MC: Of Gods and Men also touched something fundamental for me about the nature of faith itself. The awkward separation we put today between spirituality and religion is trumped in light of these monks’ illogical decision to remain—and so face the possibility of death. As I’ve said before, this choice only makes sense when we understand their sense of relationality to one another, to the community—even to the militia men—as something that arises from one’s embrace of God. In this regard, they embody the very nature of religion as truly a “re-binding” with another; the kind of commitment that allows room for the other to be. While their very commitment—to God, to each other, to the communities with whom they’ve created life—is truly embodied, it evokes that “grasping for the un-graspable” that has long been part of a believer’s way of being. Christians describe this in poetically apophatic terms—the love that comes from embracing Someone who remains complete Mystery.

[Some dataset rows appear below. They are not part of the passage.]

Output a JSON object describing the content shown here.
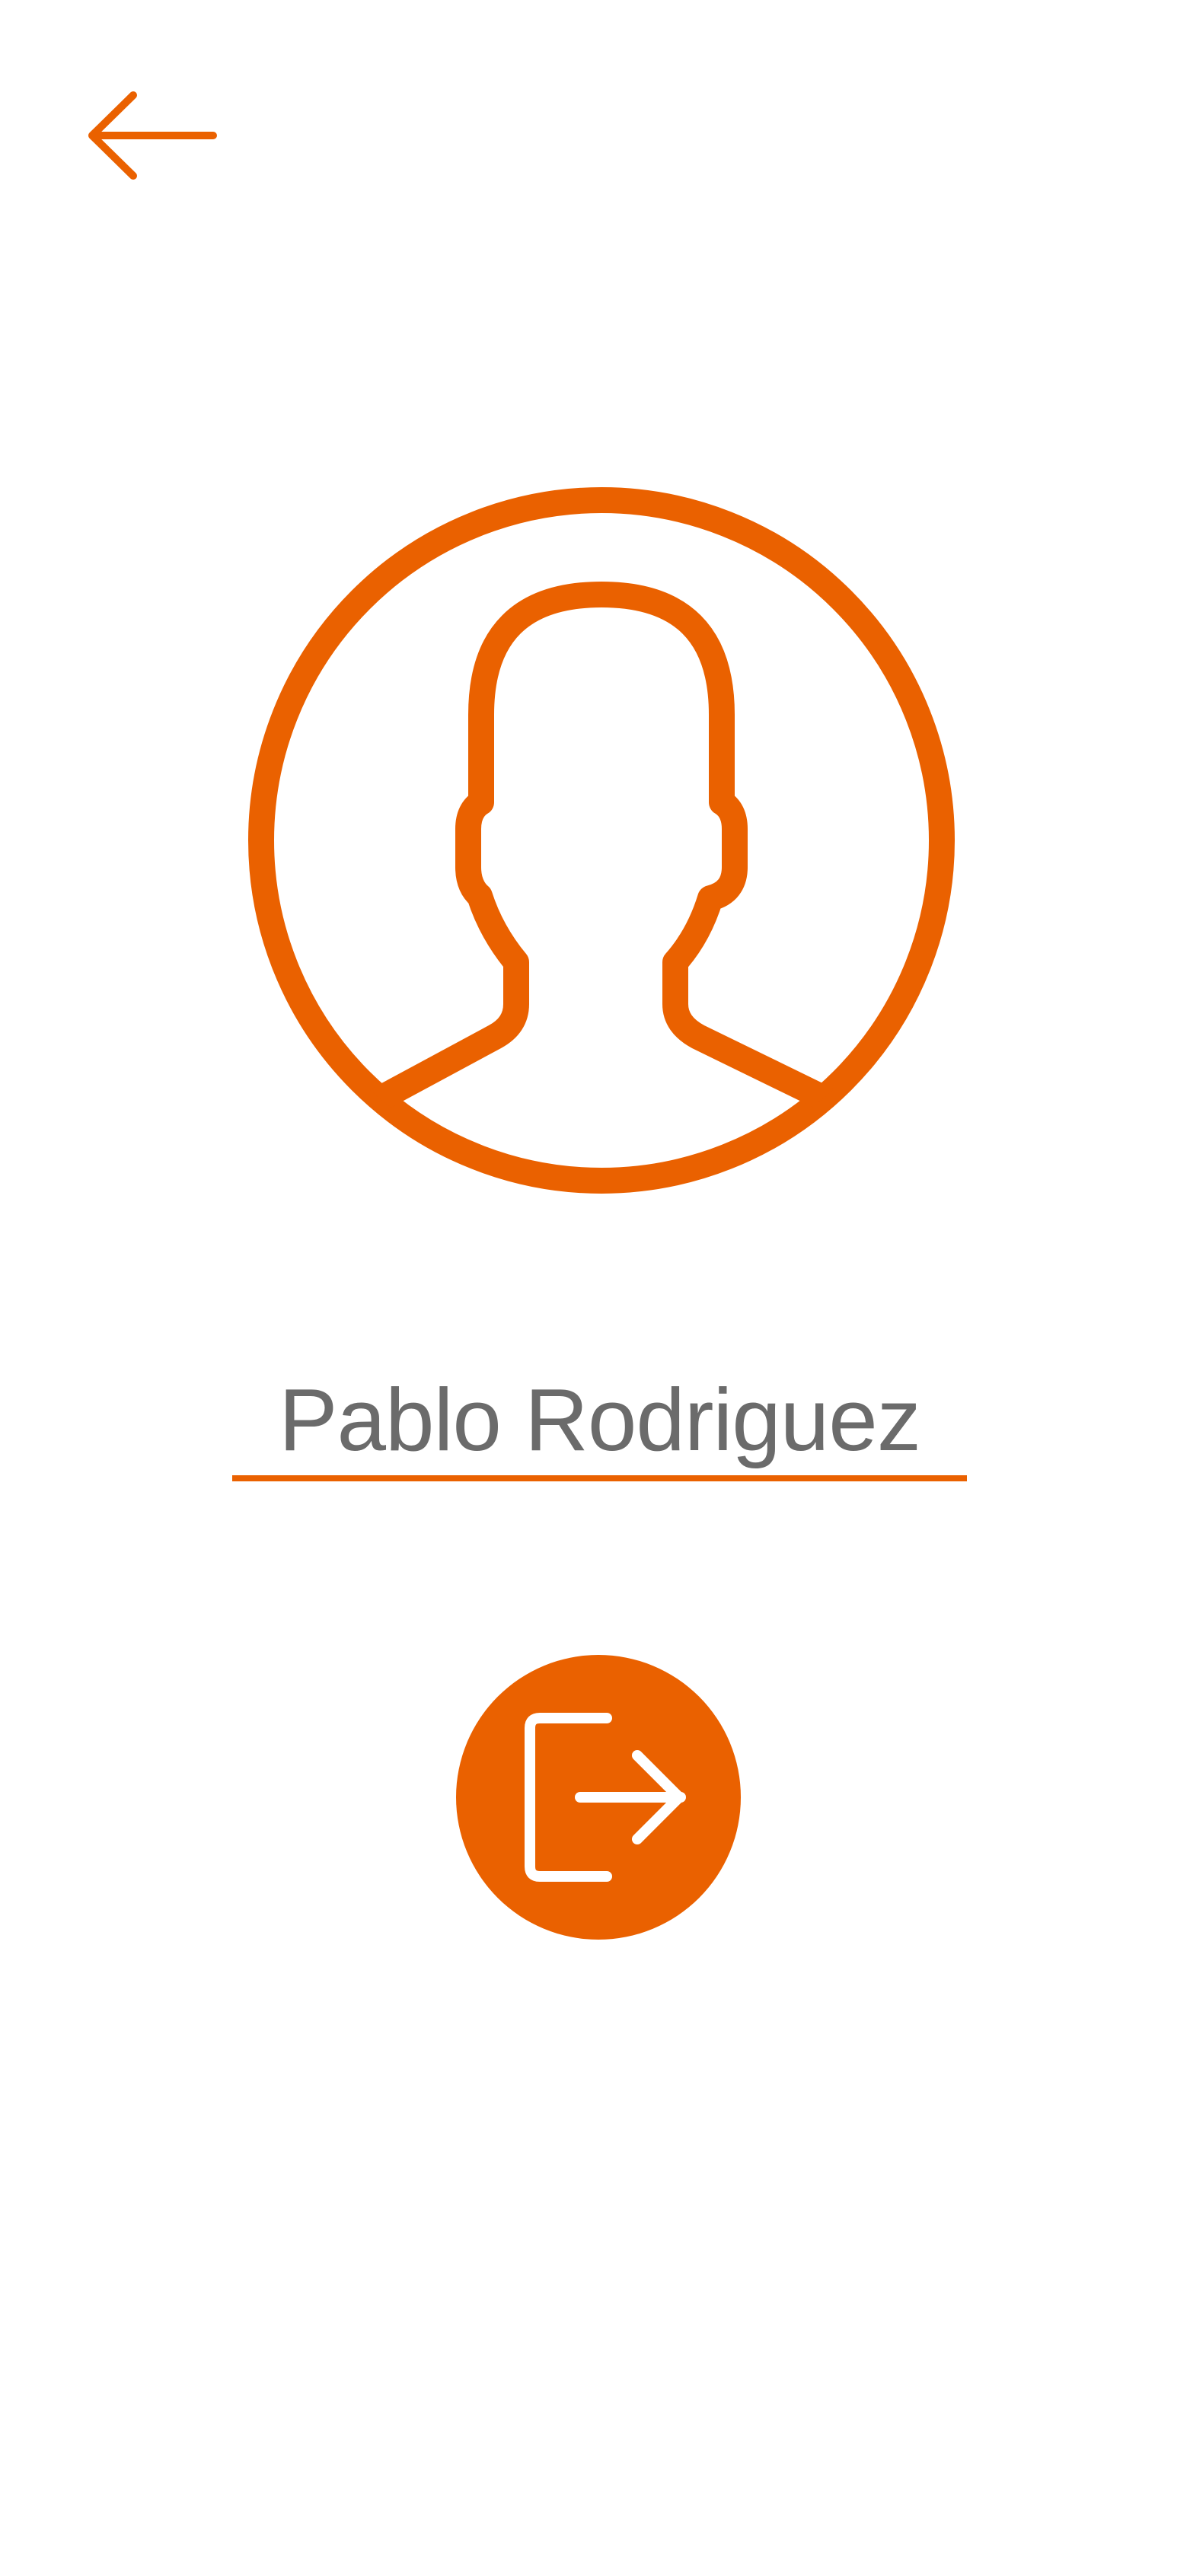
{
  "user": {
    "name": "Pablo Rodriguez"
  },
  "icons": {
    "back": "arrow-left-icon",
    "avatar": "user-silhouette-icon",
    "logout": "logout-icon"
  },
  "colors": {
    "accent": "#ea6100",
    "text": "#6b6b6b",
    "background": "#ffffff"
  }
}
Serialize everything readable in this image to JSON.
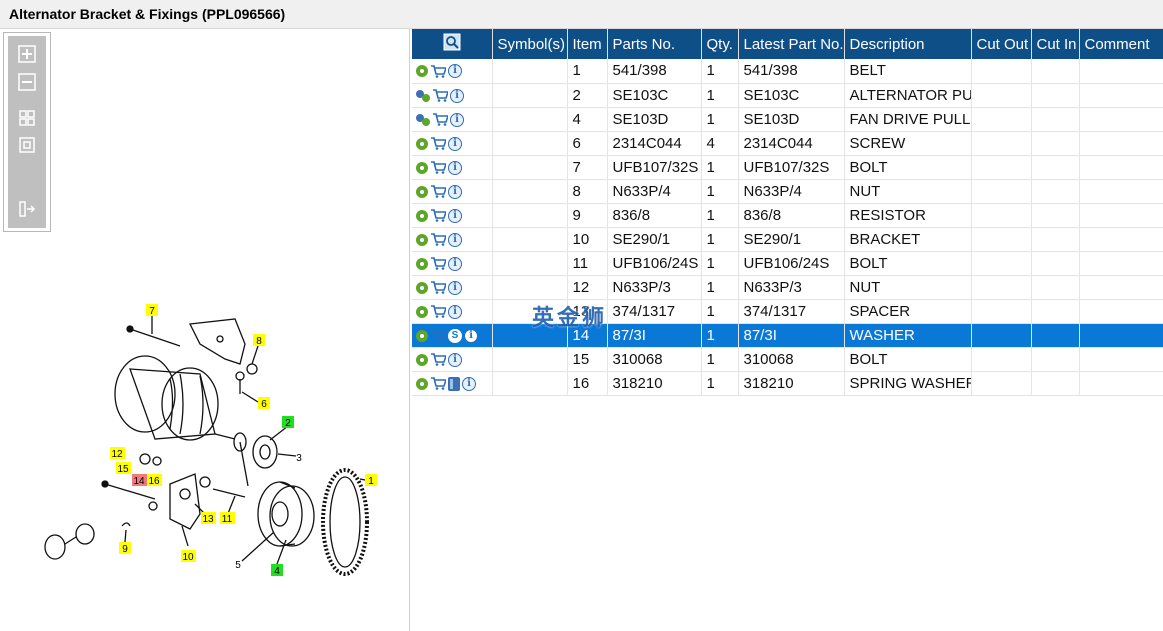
{
  "title": "Alternator Bracket & Fixings (PPL096566)",
  "toolbar": {
    "buttons": [
      {
        "name": "zoom-in",
        "icon": "plus-icon"
      },
      {
        "name": "zoom-out",
        "icon": "minus-icon"
      },
      {
        "name": "fit-all",
        "icon": "grid-icon"
      },
      {
        "name": "actual-size",
        "icon": "square-icon"
      },
      {
        "name": "split-view",
        "icon": "panel-arrow-icon"
      }
    ]
  },
  "diagram": {
    "callouts": [
      "7",
      "8",
      "6",
      "2",
      "3",
      "12",
      "15",
      "14",
      "16",
      "13",
      "11",
      "9",
      "10",
      "5",
      "4",
      "1"
    ]
  },
  "table": {
    "headers": [
      "",
      "Symbol(s)",
      "Item",
      "Parts No.",
      "Qty.",
      "Latest Part No.",
      "Description",
      "Cut Out",
      "Cut In",
      "Comment"
    ],
    "rows": [
      {
        "icon": "gear",
        "extra": "",
        "item": "1",
        "part": "541/398",
        "qty": "1",
        "latest": "541/398",
        "desc": "BELT",
        "selected": false
      },
      {
        "icon": "gears",
        "extra": "",
        "item": "2",
        "part": "SE103C",
        "qty": "1",
        "latest": "SE103C",
        "desc": "ALTERNATOR PULLEY",
        "selected": false
      },
      {
        "icon": "gears",
        "extra": "",
        "item": "4",
        "part": "SE103D",
        "qty": "1",
        "latest": "SE103D",
        "desc": "FAN DRIVE PULLEY",
        "selected": false
      },
      {
        "icon": "gear",
        "extra": "",
        "item": "6",
        "part": "2314C044",
        "qty": "4",
        "latest": "2314C044",
        "desc": "SCREW",
        "selected": false
      },
      {
        "icon": "gear",
        "extra": "",
        "item": "7",
        "part": "UFB107/32S",
        "qty": "1",
        "latest": "UFB107/32S",
        "desc": "BOLT",
        "selected": false
      },
      {
        "icon": "gear",
        "extra": "",
        "item": "8",
        "part": "N633P/4",
        "qty": "1",
        "latest": "N633P/4",
        "desc": "NUT",
        "selected": false
      },
      {
        "icon": "gear",
        "extra": "",
        "item": "9",
        "part": "836/8",
        "qty": "1",
        "latest": "836/8",
        "desc": "RESISTOR",
        "selected": false
      },
      {
        "icon": "gear",
        "extra": "",
        "item": "10",
        "part": "SE290/1",
        "qty": "1",
        "latest": "SE290/1",
        "desc": "BRACKET",
        "selected": false
      },
      {
        "icon": "gear",
        "extra": "",
        "item": "11",
        "part": "UFB106/24S",
        "qty": "1",
        "latest": "UFB106/24S",
        "desc": "BOLT",
        "selected": false
      },
      {
        "icon": "gear",
        "extra": "",
        "item": "12",
        "part": "N633P/3",
        "qty": "1",
        "latest": "N633P/3",
        "desc": "NUT",
        "selected": false
      },
      {
        "icon": "gear",
        "extra": "",
        "item": "13",
        "part": "374/1317",
        "qty": "1",
        "latest": "374/1317",
        "desc": "SPACER",
        "selected": false
      },
      {
        "icon": "gear",
        "extra": "S",
        "item": "14",
        "part": "87/3I",
        "qty": "1",
        "latest": "87/3I",
        "desc": "WASHER",
        "selected": true
      },
      {
        "icon": "gear",
        "extra": "",
        "item": "15",
        "part": "310068",
        "qty": "1",
        "latest": "310068",
        "desc": "BOLT",
        "selected": false
      },
      {
        "icon": "gear",
        "extra": "book",
        "item": "16",
        "part": "318210",
        "qty": "1",
        "latest": "318210",
        "desc": "SPRING WASHER",
        "selected": false
      }
    ]
  },
  "watermark": "英金狮",
  "colors": {
    "header_bg": "#0e4f88",
    "selected_bg": "#0a78d7",
    "callout_yellow": "#ffff00",
    "callout_green": "#22dd22",
    "callout_red": "#f07a7a"
  }
}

Like you, I had to sit back and think a bit about Brother Luc’s notion of “freedom.” What does it mean, indeed, to allow seemingly dehumanizing circumstances take control of one’s life? What does this seeming abdication from responsibility—to one’s self, to one’s community (of accountability?)—say about one’s obligation to uphold life and meaning? In the end, these monks didn’t so much “give up” as “give themselves over” to the mystery of loving. Thus they chose to stay. They chose the possibility of death as the consequence of their larger responsibility to love. There’s great freedom in this.
Ultimately, the merit of the film lies in its ability to hold in tension themes of responsibility and letting go; of death and life; of loving and violence, without proffering the cheap resolution to these tensions of a “spiritual-but-not-religious” perspective. In doing so, the movie exposes the abundant mystery that undergirds humanity itself.